Overall, 1 in 4 U.S. adults live with at least one chronic condition, and 1 in 5 live with 2 or more. After assessing the overall U.S. population’s approach to seeking health information online and self-tracking, Susannah and team also looked into specific health conditions’ impacts on peoples’ use of the internet and tracking for health; the sample in the study addressed:
- High blood pressure, occurring among 25% of U.S. adults in the survey sample
- Lung conditions, managed by 13% of U.S. adults in the forms of asthma, bronchitis, emphysema and other lung issues
- Diabetes, among 11% of U.S. adults
- Heart conditions, for 7% of U.S. adults (e.g., heart disease, heart failure, or heart attack)
- Cancer, among 3% of the adult population, and
- Other chronic conditions, for 16% of U.S. adults.
The survey was conducted among 3,014 U.S. adults via phone (landline and cell) in August-September 2013.
Health Populi’s Hot Points: Getting and being sick changes everything in your life, and that includes how you project-manage your health. People diagnosed with more chronic conditions seriously seek information, and they also take that information seriously and tend to share it with their medical advisors.
But above that finding is the larger issue that, for people focused on so-called patient engagement, health empowerment, and social networking in health, is the elephant in this room: that most people simply don’t self-track health via digital means (via computer, mobile platforms) which are more efficient and effective for enabling long term behavior change and, ultimately, better health outcomes.
From a policy and payment standpoint, let’s turn to Judith Hibbard, who calculated that people who are more patient-activated cost their health plans fewer dollars (research published in February 2013 issue of Health Affairs devoted to the theme of patient engagement).

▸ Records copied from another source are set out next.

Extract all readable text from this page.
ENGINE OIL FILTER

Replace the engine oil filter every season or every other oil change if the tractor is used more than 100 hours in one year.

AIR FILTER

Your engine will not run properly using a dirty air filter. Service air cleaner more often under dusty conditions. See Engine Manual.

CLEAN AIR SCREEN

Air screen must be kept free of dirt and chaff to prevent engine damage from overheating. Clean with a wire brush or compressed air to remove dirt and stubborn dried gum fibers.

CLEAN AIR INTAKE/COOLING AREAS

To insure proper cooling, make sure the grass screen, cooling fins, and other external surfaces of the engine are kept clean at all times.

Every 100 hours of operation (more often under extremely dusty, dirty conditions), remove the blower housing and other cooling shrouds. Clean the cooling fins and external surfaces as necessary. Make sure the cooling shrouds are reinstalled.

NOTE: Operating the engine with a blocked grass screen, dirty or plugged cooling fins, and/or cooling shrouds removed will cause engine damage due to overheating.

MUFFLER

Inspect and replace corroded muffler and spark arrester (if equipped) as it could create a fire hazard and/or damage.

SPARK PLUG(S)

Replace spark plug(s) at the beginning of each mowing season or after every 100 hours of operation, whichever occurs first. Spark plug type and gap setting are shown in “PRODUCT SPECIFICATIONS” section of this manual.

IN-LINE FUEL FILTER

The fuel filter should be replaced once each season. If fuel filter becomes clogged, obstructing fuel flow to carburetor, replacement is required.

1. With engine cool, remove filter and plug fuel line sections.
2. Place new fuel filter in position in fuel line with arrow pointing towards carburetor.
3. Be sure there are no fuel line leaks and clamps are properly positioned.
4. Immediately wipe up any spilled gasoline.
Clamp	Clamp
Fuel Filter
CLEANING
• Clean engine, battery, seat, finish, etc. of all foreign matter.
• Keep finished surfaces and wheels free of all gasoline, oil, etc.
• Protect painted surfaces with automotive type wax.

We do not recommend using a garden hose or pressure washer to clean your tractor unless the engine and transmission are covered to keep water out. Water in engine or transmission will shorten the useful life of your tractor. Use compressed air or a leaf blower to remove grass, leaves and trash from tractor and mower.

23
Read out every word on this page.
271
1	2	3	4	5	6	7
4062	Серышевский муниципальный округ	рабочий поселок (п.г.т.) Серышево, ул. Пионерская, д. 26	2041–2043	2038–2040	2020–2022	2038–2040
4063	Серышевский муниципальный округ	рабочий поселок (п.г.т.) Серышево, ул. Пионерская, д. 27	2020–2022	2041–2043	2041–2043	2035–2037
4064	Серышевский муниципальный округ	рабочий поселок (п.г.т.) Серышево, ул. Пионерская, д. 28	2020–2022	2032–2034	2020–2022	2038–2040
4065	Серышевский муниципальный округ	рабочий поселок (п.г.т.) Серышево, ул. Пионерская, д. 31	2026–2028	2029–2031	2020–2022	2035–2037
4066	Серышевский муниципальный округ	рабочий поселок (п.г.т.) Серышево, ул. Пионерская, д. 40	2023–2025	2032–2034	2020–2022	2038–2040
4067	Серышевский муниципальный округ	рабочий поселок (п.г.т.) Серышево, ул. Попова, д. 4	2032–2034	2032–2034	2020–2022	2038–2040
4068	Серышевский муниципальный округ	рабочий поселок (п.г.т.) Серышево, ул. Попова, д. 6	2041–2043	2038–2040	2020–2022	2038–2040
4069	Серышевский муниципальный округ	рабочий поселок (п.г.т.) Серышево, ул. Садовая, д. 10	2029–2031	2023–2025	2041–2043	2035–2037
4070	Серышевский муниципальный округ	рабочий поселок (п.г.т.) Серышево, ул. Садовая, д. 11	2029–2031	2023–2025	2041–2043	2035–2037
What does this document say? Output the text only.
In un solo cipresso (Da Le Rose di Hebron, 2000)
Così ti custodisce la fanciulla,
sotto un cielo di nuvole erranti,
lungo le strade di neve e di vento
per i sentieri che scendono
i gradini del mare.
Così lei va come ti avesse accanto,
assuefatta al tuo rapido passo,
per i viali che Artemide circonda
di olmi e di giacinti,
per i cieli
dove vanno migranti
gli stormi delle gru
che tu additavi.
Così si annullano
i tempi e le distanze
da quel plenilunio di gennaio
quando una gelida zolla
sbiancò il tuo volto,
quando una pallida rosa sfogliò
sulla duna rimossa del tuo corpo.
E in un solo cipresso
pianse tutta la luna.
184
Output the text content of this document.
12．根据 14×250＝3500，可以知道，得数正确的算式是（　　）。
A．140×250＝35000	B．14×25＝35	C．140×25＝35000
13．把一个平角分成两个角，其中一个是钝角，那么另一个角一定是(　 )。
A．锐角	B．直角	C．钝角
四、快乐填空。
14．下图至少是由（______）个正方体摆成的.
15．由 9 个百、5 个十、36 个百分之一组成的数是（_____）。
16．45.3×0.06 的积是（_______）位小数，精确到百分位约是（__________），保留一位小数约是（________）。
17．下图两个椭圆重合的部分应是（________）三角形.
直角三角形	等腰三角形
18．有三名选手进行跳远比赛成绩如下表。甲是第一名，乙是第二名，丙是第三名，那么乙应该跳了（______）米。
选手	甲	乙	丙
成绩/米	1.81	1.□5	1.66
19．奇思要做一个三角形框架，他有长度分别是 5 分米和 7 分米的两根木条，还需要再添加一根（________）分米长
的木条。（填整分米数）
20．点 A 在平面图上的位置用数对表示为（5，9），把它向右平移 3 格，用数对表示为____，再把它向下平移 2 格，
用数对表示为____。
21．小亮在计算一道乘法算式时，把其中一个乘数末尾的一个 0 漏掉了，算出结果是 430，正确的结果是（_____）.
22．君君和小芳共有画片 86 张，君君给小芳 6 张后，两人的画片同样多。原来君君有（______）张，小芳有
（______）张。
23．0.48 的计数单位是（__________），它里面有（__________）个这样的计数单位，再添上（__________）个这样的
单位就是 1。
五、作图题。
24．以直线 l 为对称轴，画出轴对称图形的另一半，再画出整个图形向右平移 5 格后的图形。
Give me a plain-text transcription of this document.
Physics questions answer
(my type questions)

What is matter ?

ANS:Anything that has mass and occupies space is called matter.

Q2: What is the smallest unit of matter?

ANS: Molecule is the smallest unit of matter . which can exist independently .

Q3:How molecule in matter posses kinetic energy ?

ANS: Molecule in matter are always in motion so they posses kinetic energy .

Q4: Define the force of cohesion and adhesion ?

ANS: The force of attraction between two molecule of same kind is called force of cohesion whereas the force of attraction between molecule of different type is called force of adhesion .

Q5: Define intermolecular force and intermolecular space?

Figuring out how to get internet access to sick people is a strategically useful tactic in the value-based payment era of health care reimbursement.
One example of this in real life is TracPhone’s and Voxiva’s partnership to provide free phones and health messaging to people enrolled in Medicaid programs. The Commonwealth Fund published a paper earlier this month about the merits of promoting mobile health apps to people management diseases. And NEHI assessed eleven applications to help people manage chronic conditions, looking at cost-effectiveness.
That’s the supply side of how to provide internet access and tools to people managing chronic conditions. However, the demand side is the other half of the equation, and the numbers on people with chronic diseases keying into peer-to-peer, social online health resources remain fairly low when you dig into the Pew report’s latter chapters on specific health conditions and just how few people take advantage of these tools. Further research into the “why” behind the lack of greater social-health engagement for the mass-middle of people with chronic conditions is needed. We need to remember that managing a chronic condition can feel like a full-time job in itself. How can social-health resources help that individual’s health-management workflow to be more streamlined, more empowering, and in a word, easier?